後ろ姿は、変わらない。トントンとフライパンの柄を叩いてタマゴで包んでいるところらしかった。
「ただいま。」
「おかえり。メシ食うだろ? 」
「ああ。」
いつもと変わらないやり取りをして、台所の片隅の椅子に座りこむ。カタカタと音がして、目の前の調理台に、ホワイトソースのかかったオムライスが置かれた。それから、サラダとカップに入ったチキンブイヨンスープだ。オムライスには、人参とインゲンのグラッセがついていて豪華版だ。
「デザートもあるからな。」
「ああ、無事か? 」
「それは、俺の台詞だ。怪我は?」
「再生治療で完治した。ライルは、まだ治療中だが問題ない。」
渡されたスプーンで、オムライスを一口。すっかり好物認定されてしまったが、刹那は、これが好物というわけではない。というか、この甘口の子供用ソースは、そろそろ卒業したいと思っているのだが、言い出せなくて、ずっと四年間、刹那の好物だと思われたままだ。お互い、何も言わなくても通じるものがある。親猫は、この姿を見せれば、それで十分だと、刹那は思っているし、親猫も、満足している。涙の再会とか感動の抱擁とか、そういうものをシンたちは予想していたようだが、そんなものあるわけがない。ふっと、それを笑ったら、ん? と、親猫が視線で尋ねる。

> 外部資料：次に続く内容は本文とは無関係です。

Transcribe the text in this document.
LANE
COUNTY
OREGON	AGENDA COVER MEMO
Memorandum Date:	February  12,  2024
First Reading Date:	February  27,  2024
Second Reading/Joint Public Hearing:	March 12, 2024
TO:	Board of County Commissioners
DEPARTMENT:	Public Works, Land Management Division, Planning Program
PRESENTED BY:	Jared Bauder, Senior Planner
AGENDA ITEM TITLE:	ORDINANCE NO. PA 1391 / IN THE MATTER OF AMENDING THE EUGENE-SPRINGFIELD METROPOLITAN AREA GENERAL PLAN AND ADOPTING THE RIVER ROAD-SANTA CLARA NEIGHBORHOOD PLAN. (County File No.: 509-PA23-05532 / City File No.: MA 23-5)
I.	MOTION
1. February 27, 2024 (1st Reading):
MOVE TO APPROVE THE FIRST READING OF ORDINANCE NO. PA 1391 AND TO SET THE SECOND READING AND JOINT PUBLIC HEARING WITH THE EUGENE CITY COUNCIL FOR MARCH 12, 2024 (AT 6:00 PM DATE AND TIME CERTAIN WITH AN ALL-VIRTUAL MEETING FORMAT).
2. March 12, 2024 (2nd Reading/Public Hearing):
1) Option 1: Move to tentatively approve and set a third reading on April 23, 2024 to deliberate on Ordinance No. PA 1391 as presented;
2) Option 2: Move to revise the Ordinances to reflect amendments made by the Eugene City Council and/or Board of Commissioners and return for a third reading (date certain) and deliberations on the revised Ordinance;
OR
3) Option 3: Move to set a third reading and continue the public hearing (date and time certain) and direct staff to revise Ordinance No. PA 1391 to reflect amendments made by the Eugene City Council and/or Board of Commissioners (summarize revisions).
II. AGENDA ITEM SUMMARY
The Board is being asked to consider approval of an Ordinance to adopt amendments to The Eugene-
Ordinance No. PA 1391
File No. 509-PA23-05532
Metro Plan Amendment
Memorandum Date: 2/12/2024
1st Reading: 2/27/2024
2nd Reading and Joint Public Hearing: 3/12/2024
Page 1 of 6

「シンたちが、俺とあんたが涙しながら抱き合うと思っていた。」
ああ、と、ニールも苦笑した。そりゃまあ、無事生き延びたということには安堵しているが、それで嬉しくて泣くなんてことはない。
「どこのB級ムービーだよ? 」
「まったくだ。俺とあんたで、そんなものあるわけがない。・・・・・組織は存続する。」
「ああ、そうだろうな。おまえさんが思うようにやりゃいいさ。たまに降りてくればいい。」
ヴェーダを奪還した。しかし、これと世界の紛争根絶とは別物で、地球連邦の創設が成される上で、絶対的抑止力としてCBが活動していることは、アピールする方向だ。『暴れたら武力介入するぞ。』 という脅しになるからだ。だから、ずっと傍にいることはできない、と、暗に刹那は謝っている。